Results: In total, four stable quantitative trait loci (QTLs) for PM resistance, QPm.caas-2AS, QPm.caas-4AS, QPm.caas-4BL, and QPm.caas-6BS, were detected and explained 5.6%–15.6% of the phenotypic variances. Doumai contributed all the resistance alleles of QPm.caas-2AS, QPm.caas-4AS, QPm.caas-4BL, and QPm.caas-6BS. Among these, QPm.caas-4AS and QPm.caas-6BS overlapped with the previously reported loci, whereas QPm.caas-2AS and QPm.caas-4BL are potentially novel. Additionally, six high-confidence genes encoding the NBS-LRR-like resistance protein, disease resistance protein family, and calcium/calmodulin-dependent serine/threonine-kinase were selected as the candidate genes for PM resistance. Three kompetitive allele-specific PCR (KASP) markers, Kasp_PMR_2AS for QPm.caas-2AS, Kasp_PMR_4BL for QPm.caas-4BL, and Kasp_PMR_6BS for QPm.caas-6BS, were developed, and their genetic effects were validated in a natural population including 100 cultivars.
Discussion: These findings will offer valuable QTLs and available KASP markers to enhance wheat marker-assisted breeding for PM resistance.”
The corrected paragraph appears below:
“Introduction: Fusarium crown rot (FCR) is a severe soil-borne disease that affects wheat globally and leads to significant yield reductions. Identifying the loci associated with resistance to FCR and developing corresponding markers are essential for the breeding of resistant wheat varieties.
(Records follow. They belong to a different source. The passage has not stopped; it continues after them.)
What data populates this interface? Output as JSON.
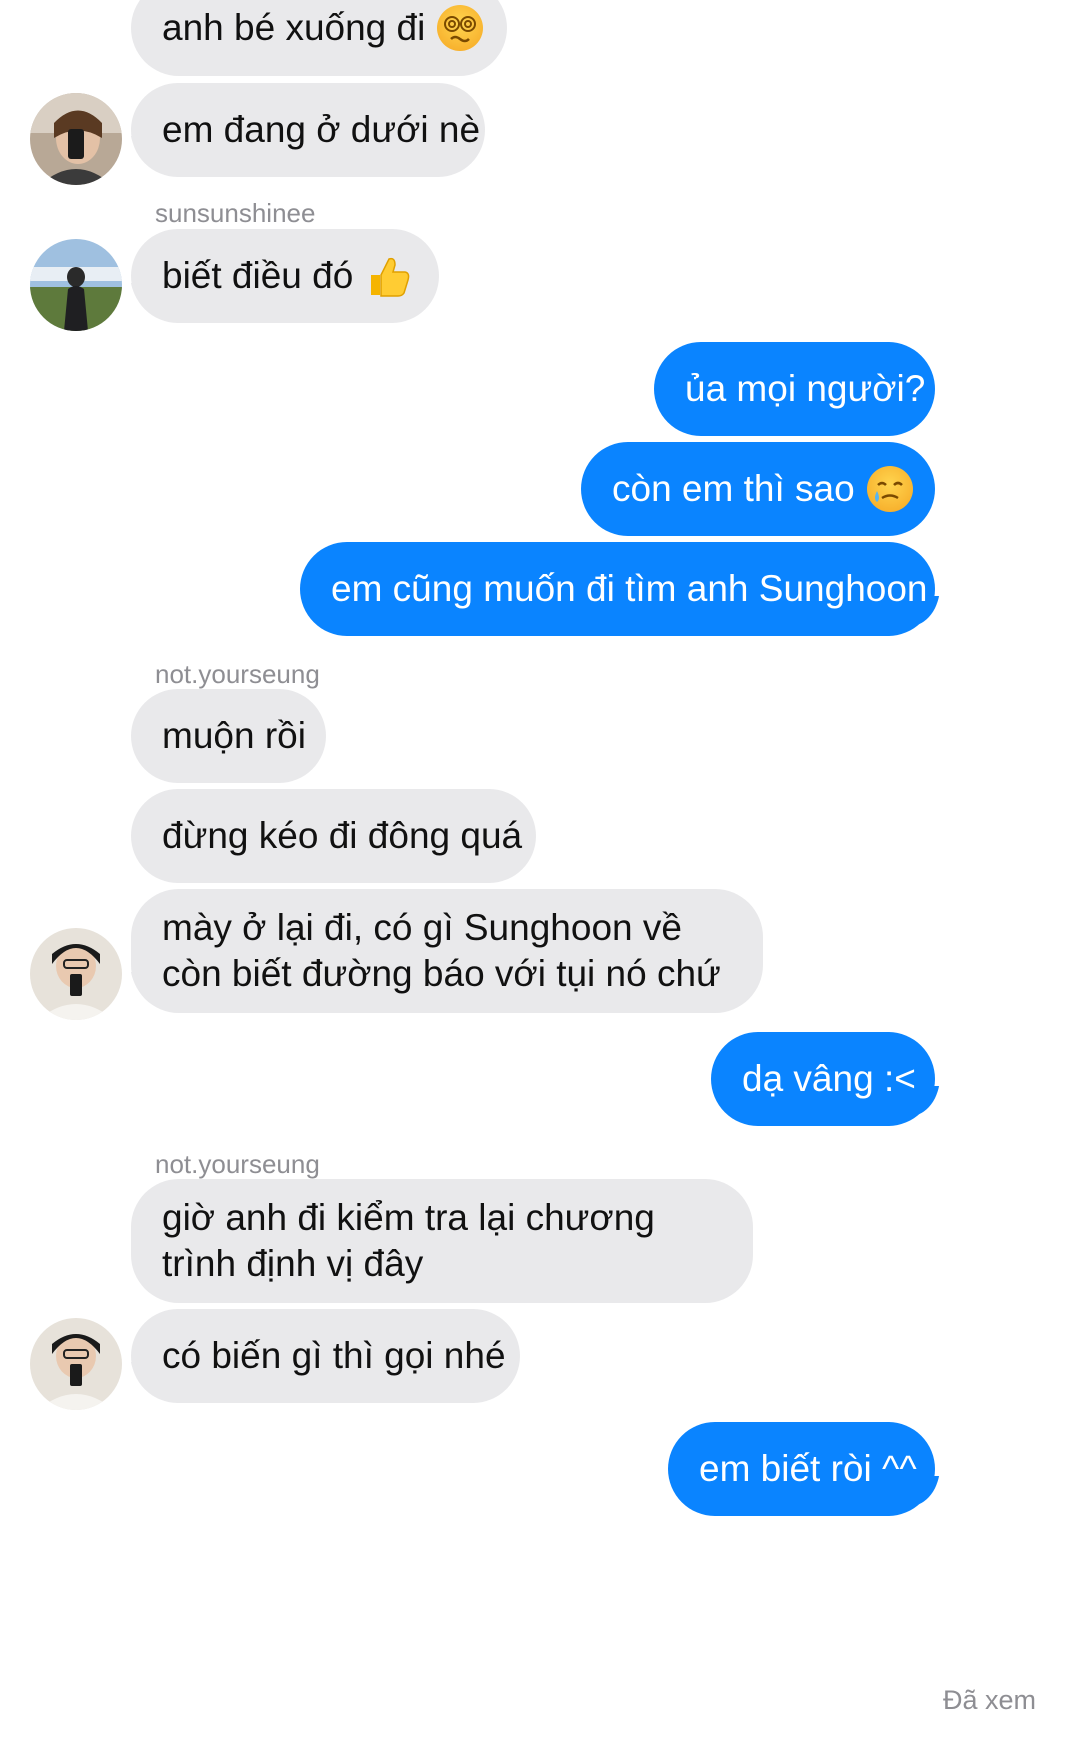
{
  "messages": {
    "m1": "anh bé xuống đi",
    "m2": "em đang ở dưới nè",
    "m3": "biết điều đó",
    "m4": "ủa mọi người?",
    "m5": "còn em thì sao",
    "m6": "em cũng muốn đi tìm anh Sunghoon",
    "m7": "muộn rồi",
    "m8": "đừng kéo đi đông quá",
    "m9": "mày ở lại đi, có gì Sunghoon về còn biết đường báo với tụi nó chứ",
    "m10": "dạ vâng :<",
    "m11": "giờ anh đi kiểm tra lại chương trình định vị đây",
    "m12": "có biến gì thì gọi nhé",
    "m13": "em biết ròi ^^"
  },
  "senders": {
    "s1": "sunsunshinee",
    "s2": "not.yourseung",
    "s3": "not.yourseung"
  },
  "emoji": {
    "dizzy": "dizzy-face-emoji",
    "thumbs": "thumbs-up-emoji",
    "tear": "smiling-face-with-tear-emoji"
  },
  "status": {
    "seen": "Đã xem"
  },
  "colors": {
    "incoming_bubble": "#e9e9eb",
    "outgoing_bubble": "#0a84ff",
    "meta_text": "#8e8e93"
  }
}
Methods: In this study, we evaluated the resistance to FCR in a recombinant inbred line (RIL) population originating from Gaocheng 8901 and Zhoumai 16 across four environments. The RILs and their parents were genotyped using a wheat 90K single-nucleotide polymorphism (SNP) array.
Results: We identified a total of five quantitative trait loci (QTLs) related to FCR resistance: QFCR.caas-3AL, QFCR.caas-3DL, QFCR.caas-5BL, QFCR.caas-6BS, and QFCR.caas-7DS. These QTLs accounted for 4.6% to 12.8% of the phenotypic variance. Notably, QFCR.caas-5BL and QFCR.caas-6BS had been previously detected, whereas QFCR.caas-3AL, QFCR.caas-3DL, and QFCR.caas-7DS are novel loci. The favorable alleles of QFCR.caas-3DL and QFCR.caas-5BL were contributed by Zhoumai 16, while the favorable alleles for QFCR.caas-3AL, QFCR.caas-6BS, and QFCR.caas-7DS originated from Gaocheng 8901. Additionally, this study identified seven candidate genes that encode disease resistance proteins, the BTB/POZ domains, peroxidase activity, and leucine-rich repeat receptor-like protein kinase. Furthermore, we developed and validated two kompetitive allele-specific PCR (KASP) markers, Kasp_3AL_FCR (QFCR.caas-3AL) and Kasp_5BL_FCR (QFCR.caas-5BL), in a natural population of 202 wheat varieties.
Discussion: This study contributes new genetic insights and provides new stable loci and available KASP markers for breeding to enhance FCR resistance in common wheat.”
In the published article, there was an error in Figure 3 as published. The leftmost box plot did not include the different letters to mark significant differences. The corrected Figure 3 appears below.
The authors apologize for these errors and state that this does not change the scientific conclusions of the article in any way. The original article has been updated.